A wide variety of products such as feed pellets, tablets, tool inserts, electronic components and automobile parts are produced by pouring a fixed mass or volume of dry cohesive particulate material into a die and subjecting the material to high pressures. This manufacturing technique is referred to as compaction or pelletization and the pressed part is referred to as compact. The quality of the product made by pelletizing is recognized to be dependent upon many factors such as intrinsic material properties, particulate material properties, nature of applied load, and die geometry. Many pelletization defects such as lamination, capping, and stress cracking etc. are caused by anisotropic compaction of the particulate material. It is further recognized by researchers that the anisotropic compaction, among other factors, is attributable to non-uniform pre-compaction fill-density of the particulate material in the die. Filling or the deposition of powders in confined spaces such as dies is the required first step in the process of manufacturing pressed parts/products. Since errors are usually compounded in any manufacturing process, it stands to reason that ensuring a pre-compaction uniform particulate deposition in the die or mold would be an effective method of ensuring and enhancing quality of the pressed compacts.

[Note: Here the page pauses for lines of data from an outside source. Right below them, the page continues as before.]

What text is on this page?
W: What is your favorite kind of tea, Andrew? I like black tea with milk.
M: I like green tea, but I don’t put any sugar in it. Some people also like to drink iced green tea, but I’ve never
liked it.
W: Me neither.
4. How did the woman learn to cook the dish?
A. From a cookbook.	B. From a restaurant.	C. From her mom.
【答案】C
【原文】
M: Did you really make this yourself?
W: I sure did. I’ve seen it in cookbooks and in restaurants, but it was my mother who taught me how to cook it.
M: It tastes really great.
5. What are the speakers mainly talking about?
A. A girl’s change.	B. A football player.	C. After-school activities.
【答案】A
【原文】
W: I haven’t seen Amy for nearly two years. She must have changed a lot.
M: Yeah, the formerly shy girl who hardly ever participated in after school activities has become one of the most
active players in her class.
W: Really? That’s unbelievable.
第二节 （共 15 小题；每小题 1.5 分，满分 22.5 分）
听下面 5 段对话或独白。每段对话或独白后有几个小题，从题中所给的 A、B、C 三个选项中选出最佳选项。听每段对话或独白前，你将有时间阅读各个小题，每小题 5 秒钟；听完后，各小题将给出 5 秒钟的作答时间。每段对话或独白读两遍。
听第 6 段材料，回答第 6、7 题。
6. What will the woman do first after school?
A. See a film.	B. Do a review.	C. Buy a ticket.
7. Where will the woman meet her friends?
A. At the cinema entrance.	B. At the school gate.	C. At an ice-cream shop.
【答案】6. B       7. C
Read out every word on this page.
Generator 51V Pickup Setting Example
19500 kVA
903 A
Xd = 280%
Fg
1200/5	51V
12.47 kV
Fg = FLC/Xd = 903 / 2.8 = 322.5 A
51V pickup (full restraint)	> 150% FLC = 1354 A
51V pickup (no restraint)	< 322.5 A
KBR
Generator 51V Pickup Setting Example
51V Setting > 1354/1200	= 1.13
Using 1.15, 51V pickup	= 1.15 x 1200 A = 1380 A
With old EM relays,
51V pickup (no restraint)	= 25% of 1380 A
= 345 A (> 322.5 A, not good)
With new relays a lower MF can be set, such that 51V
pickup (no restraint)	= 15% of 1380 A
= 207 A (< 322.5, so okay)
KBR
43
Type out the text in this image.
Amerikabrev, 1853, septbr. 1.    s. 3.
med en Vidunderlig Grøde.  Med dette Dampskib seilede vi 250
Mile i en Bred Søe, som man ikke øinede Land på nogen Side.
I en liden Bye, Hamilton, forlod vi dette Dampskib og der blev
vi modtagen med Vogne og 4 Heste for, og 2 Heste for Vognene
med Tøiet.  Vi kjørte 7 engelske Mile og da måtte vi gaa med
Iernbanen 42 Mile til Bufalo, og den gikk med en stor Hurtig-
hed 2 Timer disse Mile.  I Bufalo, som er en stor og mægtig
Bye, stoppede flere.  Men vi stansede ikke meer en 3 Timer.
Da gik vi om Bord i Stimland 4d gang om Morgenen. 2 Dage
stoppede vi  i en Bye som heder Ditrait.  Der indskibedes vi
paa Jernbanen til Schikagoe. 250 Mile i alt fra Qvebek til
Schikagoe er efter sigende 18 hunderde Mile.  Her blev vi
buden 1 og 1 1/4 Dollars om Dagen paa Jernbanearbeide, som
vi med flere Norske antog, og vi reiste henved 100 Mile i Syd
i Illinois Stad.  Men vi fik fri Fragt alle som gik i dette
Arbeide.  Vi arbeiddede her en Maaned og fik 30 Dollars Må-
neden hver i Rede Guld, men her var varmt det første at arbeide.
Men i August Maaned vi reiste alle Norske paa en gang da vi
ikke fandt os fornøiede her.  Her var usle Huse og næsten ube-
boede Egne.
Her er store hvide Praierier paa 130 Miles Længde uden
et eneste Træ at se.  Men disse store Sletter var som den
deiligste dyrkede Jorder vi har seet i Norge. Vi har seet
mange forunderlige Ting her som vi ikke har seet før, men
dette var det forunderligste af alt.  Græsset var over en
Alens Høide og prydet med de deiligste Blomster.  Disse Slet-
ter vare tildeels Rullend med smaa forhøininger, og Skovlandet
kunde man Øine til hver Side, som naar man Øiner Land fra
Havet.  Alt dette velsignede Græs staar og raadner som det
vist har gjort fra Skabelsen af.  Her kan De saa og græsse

Even though researchers have studied the effect of filling methods on fundamental particulate properties and load distribution in large storage systems, there exists a significant lack of qualitative and quantitative analysis of the process of die filling in relation to a particulate material's pre-compaction density distribution within the die volume. The ability to measure the in-situ, pre-compaction fill density distribution within the particulate mass inside the die volume is of paramount importance to the objectives of research work and no study is believed to exist where researchers have carried out such an in-situ density distribution of particulates in dies or molds. Five potential techniques currently available are radiogaging, x-ray CAT scanning, Process Tomography, vacuum assisted epoxy impregnation and magnetic resonance imaging (MRI), A pros and cons analysis involved weighing the financial viability verse the technical limitations of the different techniques found that none of these techniques were a feasible option. For example, a sample of wheat flour was tested for its spatial density distribution in a CAT scan machine. While the results were promising, the costs involved were considered unacceptable on account of the fact that the CAT scan machine is very expensive to own or rent. Even if unlimited funds were available to do CAT scanning, it would simply be impossible to test certain powders that would cause high attenuation of incident x-rays so as to render them undetectable by the CAT scan sensors. Similarly, while a MRI machine can do extensive imaging of the human body, test results on a sample of wheat flour tested in a MRI machine were found to be negative. Even if a MRI machine could be coupled to detect the presence of a certain molecule in a given powder, the prohibitive costs of MRI machines (even costlier than CAT scan machines) would preclude their use. The radio-gaging and process tomography techniques involve similar high ownership or rental costs. The vacuum assisted epoxy impregnation technique is an inexpensive technique, but its use in achieving the objectives of this study were considered unacceptable for two reasons. The first reason being that percolation effects of epoxy through the powder mass may cause particle dislocation. The second reason being that there could be potential chemical reactions between the epoxy and particulate material.
It is an object of the present invention to provide a test apparatus to determine spatial, in-situ fill density distribution of a material in confined spaces.
It is an object of the present invention to provide a test apparatus to allow the determination of the effect of filling methods, rate of fill, die cross-section and die size (aspect ratio) on the spatial fill density distribution of a material within a die volume.